Turkish President Recep Tayyip Erdogan has encouraged women in his country to have at least three children, calling those without any children "incomplete" and "deficient," Al Jazeera reports.

Erdogan has become infamous for presiding over a growing crackdown on opposition groups and freedom of speech in Turkey, and he has maintained an increasingly conservative rhetoric, especially on issues relating to women. He has repeatedly compared abortion to murder and said that it is "against nature" to treat men and women equally.

In May Erdogan called on Muslims to reject birth control, prompting criticism from women's groups. In 2014 his deputy prime minister in his government prompted a social media trend of women posting smiling selfies of one another, after saying that women should be humble and not laugh in public.

On Sunday Erdogan added to the controversial series of remarks during his speech at the opening of the new offices of Turkey's Women's and Democracy Association (KADEM).

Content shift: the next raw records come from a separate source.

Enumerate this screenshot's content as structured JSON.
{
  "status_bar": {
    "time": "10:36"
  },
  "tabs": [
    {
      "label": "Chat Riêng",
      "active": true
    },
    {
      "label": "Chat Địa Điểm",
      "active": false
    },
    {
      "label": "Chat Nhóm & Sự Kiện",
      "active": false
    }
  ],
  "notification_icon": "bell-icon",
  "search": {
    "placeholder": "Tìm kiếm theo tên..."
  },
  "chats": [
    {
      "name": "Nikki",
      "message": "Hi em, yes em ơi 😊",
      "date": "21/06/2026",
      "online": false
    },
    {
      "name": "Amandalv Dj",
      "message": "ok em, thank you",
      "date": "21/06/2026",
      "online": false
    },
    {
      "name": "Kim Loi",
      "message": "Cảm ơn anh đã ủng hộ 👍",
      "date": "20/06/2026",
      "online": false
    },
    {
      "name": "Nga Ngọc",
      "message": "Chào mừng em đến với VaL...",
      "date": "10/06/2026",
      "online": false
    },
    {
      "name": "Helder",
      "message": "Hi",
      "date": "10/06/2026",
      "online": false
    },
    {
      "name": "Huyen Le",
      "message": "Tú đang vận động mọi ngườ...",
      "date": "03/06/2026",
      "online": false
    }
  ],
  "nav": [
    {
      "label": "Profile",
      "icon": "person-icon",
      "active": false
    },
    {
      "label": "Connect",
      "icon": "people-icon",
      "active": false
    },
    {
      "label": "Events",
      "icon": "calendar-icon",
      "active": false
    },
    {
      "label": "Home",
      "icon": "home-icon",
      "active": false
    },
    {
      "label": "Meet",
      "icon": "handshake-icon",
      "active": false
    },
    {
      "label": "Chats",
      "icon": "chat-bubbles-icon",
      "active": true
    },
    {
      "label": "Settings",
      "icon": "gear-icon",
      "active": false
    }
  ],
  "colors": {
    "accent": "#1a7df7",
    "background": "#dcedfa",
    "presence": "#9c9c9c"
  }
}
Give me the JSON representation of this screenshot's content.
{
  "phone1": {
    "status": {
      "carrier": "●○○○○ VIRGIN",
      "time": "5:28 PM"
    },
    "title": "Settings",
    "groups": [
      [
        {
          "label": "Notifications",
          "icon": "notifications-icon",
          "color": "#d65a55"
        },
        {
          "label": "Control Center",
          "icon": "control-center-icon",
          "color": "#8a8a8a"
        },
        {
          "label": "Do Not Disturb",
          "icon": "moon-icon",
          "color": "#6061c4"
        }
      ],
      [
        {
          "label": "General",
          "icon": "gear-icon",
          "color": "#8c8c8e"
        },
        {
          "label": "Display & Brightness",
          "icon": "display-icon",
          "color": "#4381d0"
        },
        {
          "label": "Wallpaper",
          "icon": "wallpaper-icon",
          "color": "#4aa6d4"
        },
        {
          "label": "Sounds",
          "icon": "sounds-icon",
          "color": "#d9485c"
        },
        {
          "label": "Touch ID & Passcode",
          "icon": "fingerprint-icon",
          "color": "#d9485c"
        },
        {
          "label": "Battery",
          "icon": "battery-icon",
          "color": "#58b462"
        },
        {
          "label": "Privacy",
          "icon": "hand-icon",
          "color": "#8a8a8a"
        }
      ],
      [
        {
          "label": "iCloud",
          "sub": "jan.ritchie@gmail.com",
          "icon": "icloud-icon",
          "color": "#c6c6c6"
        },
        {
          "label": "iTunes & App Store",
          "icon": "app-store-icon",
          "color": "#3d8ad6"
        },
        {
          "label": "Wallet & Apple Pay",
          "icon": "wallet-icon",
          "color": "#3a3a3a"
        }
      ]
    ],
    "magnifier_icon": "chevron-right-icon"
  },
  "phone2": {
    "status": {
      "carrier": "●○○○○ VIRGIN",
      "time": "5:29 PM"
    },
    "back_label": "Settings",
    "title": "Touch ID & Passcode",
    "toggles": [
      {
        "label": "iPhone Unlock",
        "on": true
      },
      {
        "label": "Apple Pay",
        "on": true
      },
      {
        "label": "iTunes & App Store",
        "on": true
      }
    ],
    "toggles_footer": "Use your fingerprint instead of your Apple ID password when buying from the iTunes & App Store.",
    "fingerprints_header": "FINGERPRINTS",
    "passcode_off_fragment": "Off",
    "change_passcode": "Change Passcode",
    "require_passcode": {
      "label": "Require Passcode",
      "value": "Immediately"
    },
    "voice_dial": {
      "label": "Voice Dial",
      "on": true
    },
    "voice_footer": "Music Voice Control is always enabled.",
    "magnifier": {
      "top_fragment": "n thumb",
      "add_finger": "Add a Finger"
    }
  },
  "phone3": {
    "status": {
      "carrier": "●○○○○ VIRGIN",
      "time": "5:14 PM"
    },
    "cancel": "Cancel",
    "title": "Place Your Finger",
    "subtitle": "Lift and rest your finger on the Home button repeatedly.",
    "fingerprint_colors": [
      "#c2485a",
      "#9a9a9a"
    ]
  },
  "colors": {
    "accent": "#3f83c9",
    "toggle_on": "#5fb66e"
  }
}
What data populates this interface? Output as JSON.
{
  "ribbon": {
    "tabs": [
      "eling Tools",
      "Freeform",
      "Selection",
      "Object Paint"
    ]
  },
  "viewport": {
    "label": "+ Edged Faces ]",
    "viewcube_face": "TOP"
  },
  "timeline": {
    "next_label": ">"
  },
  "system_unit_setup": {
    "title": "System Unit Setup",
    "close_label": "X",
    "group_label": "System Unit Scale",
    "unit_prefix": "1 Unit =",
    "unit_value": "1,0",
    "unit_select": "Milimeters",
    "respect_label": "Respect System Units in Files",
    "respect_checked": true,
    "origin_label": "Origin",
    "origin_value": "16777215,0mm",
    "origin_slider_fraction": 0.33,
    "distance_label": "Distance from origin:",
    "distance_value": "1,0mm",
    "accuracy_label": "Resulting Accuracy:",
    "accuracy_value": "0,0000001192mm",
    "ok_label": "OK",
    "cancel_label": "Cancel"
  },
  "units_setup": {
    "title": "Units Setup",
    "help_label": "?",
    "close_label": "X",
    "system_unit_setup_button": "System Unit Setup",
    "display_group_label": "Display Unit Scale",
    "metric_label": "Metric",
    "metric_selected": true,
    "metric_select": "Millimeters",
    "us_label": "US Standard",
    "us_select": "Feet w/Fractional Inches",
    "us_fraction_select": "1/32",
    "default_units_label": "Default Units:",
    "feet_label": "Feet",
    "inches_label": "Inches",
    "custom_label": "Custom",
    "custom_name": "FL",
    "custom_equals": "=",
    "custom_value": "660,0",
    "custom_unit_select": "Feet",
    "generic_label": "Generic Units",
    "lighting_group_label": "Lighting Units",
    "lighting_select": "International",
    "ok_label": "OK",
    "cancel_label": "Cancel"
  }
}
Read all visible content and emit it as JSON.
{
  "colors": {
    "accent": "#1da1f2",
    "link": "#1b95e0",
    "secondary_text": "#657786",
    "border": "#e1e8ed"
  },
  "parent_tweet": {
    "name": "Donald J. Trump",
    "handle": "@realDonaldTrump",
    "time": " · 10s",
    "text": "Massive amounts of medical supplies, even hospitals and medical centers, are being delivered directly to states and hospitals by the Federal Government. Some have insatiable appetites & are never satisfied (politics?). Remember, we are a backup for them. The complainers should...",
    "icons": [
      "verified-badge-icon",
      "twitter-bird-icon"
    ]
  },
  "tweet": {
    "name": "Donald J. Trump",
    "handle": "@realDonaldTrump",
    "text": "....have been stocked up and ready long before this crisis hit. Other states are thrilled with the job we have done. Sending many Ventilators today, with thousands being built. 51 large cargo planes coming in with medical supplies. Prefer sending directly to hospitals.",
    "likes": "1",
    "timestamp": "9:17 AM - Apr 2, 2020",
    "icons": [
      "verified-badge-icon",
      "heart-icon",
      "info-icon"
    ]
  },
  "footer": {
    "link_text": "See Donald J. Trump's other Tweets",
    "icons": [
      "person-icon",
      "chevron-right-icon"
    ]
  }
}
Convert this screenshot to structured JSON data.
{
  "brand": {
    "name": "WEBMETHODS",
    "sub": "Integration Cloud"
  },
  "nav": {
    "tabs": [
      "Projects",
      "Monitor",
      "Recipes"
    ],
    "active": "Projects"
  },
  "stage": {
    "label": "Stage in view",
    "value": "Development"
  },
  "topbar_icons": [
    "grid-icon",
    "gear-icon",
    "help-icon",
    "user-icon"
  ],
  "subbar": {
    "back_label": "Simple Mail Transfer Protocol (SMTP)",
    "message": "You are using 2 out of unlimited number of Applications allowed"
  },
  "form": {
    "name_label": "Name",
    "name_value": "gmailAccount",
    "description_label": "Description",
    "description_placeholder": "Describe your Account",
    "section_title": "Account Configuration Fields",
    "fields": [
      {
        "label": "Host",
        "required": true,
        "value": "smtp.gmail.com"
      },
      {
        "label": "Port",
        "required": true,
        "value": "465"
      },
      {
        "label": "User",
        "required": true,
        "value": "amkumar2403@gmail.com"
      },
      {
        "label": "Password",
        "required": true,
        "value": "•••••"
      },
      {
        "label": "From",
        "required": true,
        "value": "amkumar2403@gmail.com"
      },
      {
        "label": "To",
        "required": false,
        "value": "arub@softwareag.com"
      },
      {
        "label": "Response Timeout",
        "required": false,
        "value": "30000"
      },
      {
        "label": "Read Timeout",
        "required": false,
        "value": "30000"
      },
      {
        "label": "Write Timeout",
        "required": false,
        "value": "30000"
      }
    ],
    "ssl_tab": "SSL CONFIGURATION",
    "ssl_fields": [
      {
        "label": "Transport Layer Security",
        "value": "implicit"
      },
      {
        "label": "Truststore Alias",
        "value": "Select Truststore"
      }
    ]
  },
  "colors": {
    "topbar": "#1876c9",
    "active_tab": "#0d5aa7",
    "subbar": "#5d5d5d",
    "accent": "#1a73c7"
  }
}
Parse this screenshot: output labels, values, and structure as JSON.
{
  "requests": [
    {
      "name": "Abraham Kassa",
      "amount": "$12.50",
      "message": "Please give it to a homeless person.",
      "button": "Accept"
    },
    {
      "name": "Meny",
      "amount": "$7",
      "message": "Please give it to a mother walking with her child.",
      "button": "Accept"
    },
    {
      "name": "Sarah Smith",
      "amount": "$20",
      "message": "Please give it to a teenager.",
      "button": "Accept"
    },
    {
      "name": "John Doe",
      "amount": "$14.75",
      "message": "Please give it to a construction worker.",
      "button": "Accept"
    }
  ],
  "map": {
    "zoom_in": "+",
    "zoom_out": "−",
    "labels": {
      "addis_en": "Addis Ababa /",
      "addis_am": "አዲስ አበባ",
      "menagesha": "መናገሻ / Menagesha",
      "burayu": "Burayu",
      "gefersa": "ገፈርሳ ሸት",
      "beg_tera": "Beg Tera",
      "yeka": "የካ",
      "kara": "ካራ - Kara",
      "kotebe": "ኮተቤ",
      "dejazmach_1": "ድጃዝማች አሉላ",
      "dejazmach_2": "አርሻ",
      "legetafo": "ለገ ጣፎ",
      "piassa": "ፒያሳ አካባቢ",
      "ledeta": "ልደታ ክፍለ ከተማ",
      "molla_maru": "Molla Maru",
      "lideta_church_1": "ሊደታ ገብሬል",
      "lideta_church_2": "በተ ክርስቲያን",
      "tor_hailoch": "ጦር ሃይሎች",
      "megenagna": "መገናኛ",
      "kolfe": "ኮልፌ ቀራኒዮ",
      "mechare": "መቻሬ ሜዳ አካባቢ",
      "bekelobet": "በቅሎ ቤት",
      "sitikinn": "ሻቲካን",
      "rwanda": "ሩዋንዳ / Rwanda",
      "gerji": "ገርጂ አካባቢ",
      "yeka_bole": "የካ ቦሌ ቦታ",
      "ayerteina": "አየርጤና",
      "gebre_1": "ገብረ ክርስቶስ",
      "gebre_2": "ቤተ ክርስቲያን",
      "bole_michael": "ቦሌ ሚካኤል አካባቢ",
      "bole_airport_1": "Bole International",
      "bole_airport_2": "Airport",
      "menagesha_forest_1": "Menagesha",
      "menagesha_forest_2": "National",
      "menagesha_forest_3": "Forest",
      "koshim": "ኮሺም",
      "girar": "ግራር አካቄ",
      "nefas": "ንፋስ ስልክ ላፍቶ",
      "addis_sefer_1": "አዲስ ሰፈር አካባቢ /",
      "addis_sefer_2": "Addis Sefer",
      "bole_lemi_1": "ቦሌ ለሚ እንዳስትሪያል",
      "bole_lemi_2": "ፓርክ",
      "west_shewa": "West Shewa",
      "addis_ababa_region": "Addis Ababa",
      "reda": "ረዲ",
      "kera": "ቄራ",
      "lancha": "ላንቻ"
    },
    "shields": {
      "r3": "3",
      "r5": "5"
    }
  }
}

"Rejecting motherhood means giving up on humanity," Erdogan said, telling women their professional lives should be no "obstacle" to motherhood.

"I would recommend having at least three children," added the president. "The fact that a woman is attached to her professional life should not prevent her from being a mother," he continued, boasting that the Turkish government had taken "important steps" to help working mothers.

"A woman who says 'because I am working I will not be a mother' is actually denying her femininity," Erdogan said. "A women who rejects motherhood, who refrains from being around the house, however successful her working life is, is deficient, is incomplete," he added.

Contrary to Erdogan's words may suggest, Turkey's population has grown by over 10 million since 2000 alone, even excluding the increased migration to Turkey due to conflicts in Syria and Iraq.